Der letzte Apfel in Nachbars Garten
Der letzte Apfel in Nachbars Garten | Kurt Stocker from Pfeffikon, Schweiz, CC BY 2.0 , via Wikimedia Commons

Der Krimiautor Tommie Goerz hat seinen zweiten Roman jenseits dieses Genres geschrieben. Er spielt in der fränkischen Provinz und erzählt in einfacher, aber präziser Sprache von Verlust und Vergänglichkeit.

Von Holger Moos

In Tommie Goerz‘ Roman Im Schnee wohnen in dem fiktiven fränkischen Dorf Austhal die alten, schon seit Generationen ortsansässigen Menschen im verfallenden Ortskern fast wie prähistorische Wesen neben den „Neubürgern“. Diese beiden Gruppen leben relativ verständnislos füreinander in Parallelwelten. Sich im Laufe der Zeit näher zu kommen, ist ein aussichtsloses Unterfangen. Als es darum geht, einem Zugezogenen das Du anzubieten, wird das entschieden abgelehnt:

Wir kennen uns ja erst seit ein paar Jahren. Nein, das Du muss Zeit haben, wenn es nicht von Anfang an so war.
Die etwa 80jährigen Max und Schorsch sind Freunde seit Kindheitstagen. Nur: Schorsch, der sich jedes Jahr körbeweise Äpfel aus Max‘ Garten holte, ist zu Beginn des Romans gerade gestorben. Es ist Winter, der einzelgängerische Max steht am Fenster, schaut dem Fallen des Schnees zu, hängt seinen Gedanken nach und hört in die Stille, die plötzlich vom Bimmeln des Totenglöckchens unterbrochen wird. Die Glocke läutet die „Mehlmeisels Gunda“, die diese Aufgabe von ihrer Mutter geerbt hatte. Bald erfährt Max, dass es Schorsch war, dessen Stunde geschlagen hatte.

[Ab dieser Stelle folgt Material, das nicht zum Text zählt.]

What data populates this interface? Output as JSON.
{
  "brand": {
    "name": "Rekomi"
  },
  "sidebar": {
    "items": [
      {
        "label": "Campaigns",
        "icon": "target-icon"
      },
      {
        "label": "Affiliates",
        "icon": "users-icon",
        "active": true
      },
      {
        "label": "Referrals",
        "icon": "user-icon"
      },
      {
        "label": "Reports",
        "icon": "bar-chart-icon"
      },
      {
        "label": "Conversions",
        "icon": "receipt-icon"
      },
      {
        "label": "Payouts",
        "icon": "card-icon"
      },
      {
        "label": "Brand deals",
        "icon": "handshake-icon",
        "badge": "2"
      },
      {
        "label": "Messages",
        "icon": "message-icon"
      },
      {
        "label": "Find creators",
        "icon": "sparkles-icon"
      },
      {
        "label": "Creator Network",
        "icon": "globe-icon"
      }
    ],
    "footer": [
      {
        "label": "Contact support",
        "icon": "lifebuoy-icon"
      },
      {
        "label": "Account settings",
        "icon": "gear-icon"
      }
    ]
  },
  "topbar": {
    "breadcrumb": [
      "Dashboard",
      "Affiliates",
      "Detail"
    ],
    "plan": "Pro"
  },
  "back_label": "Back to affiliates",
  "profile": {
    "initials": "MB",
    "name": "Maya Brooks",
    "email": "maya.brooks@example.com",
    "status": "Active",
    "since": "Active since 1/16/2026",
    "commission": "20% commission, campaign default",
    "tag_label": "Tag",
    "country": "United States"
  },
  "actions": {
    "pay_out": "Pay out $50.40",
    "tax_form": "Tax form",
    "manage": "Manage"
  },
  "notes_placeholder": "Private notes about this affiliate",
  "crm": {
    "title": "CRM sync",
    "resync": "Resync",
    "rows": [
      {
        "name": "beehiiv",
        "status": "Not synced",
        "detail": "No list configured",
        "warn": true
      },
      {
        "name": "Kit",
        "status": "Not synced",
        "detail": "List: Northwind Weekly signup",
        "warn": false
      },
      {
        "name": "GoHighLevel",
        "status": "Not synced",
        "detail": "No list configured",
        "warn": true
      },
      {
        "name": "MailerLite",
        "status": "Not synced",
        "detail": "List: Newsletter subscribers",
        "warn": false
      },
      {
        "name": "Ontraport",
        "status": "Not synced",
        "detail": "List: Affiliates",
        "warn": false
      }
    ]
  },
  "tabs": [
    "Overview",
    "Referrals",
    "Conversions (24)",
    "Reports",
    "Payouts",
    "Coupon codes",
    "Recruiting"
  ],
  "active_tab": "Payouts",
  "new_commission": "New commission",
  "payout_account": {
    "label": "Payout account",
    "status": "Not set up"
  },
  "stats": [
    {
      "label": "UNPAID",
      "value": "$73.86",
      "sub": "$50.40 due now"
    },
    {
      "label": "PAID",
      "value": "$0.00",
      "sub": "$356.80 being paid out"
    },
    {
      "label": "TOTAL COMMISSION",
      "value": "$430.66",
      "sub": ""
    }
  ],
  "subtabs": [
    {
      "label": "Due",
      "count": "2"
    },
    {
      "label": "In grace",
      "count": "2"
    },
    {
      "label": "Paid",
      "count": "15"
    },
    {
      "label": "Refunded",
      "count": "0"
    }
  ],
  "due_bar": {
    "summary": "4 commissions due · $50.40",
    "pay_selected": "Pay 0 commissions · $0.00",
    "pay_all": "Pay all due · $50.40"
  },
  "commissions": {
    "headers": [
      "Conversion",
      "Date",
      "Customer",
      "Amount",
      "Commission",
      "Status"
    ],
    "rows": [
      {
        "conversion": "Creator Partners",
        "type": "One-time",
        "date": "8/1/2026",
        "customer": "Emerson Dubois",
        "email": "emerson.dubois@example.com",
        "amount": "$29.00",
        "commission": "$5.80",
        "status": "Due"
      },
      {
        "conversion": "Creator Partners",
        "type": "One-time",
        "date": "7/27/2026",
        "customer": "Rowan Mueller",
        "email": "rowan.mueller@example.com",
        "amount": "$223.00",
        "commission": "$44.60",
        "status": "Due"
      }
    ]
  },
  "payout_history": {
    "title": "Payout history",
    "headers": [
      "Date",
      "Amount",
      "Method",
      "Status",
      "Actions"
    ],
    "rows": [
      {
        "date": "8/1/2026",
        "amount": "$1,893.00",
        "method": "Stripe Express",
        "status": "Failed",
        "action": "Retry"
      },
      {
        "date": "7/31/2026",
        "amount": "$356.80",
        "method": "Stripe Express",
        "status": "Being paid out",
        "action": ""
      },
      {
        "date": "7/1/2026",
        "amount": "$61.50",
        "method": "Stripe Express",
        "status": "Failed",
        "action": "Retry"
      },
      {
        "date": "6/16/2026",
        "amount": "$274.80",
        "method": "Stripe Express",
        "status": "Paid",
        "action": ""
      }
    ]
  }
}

Goerz: Im Schnee (Buchcover) © Piper

Mauer des Schweigens

Die Romanhandlung umfasst nur die Tage nach Schorschs Tod und folgt den althergebrachten Abläufen und Ritualen. Bei der Totenwache sitzen zunächst die alten Männer bis Mitternacht, danach die Frauen. Nur Max wacht die ganze Nacht am Bett des verstorbenen Freundes. Am nächsten Tag folgt die „Leich“, zu der man sich im Wirtshaus trifft. Todesfälle gibt es unter den Alteingesessenen immer häufiger, lakonisch heißt es:
Die Haare wuchsen, und man musste sie schneiden. Genauso musste man sterben. Das konnte man nicht einfach ausfallen lassen.
Max und Schorsch hatten zwar ein enges und inniges Verhältnis, doch mit dem Reden taten sie sich, wie der Rest der alten Dorfbevölkerung, schwer: „Es wurde überhaupt mehr geschwiegen als beredet, denn die Regeln waren klar“. Man lebt ein Leben mit reduziertem Wortschatz und ebenso reduziertem Gefühlshaushalt. Als Anfang der 1990er-Jahre das Gerücht die Runde machte, im leer stehenden Schulhaus sollten Flüchtlinge einquartiert werden, wurde es nachts zerstört. Die Täter wurden nie gefasst: „Die Mauern des Schulhauses waren eingerissen, aber die Mauer des Schweigens stand, so war das Dorf.“

Eines unterscheidet Max – und Schorsch zu Lebzeiten ebenfalls – von den anderen Männern des Dorfes: Er schätzt die etwas herzlichere Art der Frauen und verbringt mehr Zeit mit dem anderen Geschlecht: „Weil die nicht so laut waren und so ruppig. Und sie auch anders lachten, nicht so viel übereinander … meistens jedenfalls.“ Schorsch ist auch empfänglich für den Gesang der Frauen, insbesondere wenn die noch ältere Lilo alte Lieder singt:
Einmal, als sie das lange Lied der Loreley bis zum Ende gesungen hatte, das wird er nie vergessen, war ihm, als versänke er selbst im Fluss der Zeiten, als verschlänge ihn die Welt.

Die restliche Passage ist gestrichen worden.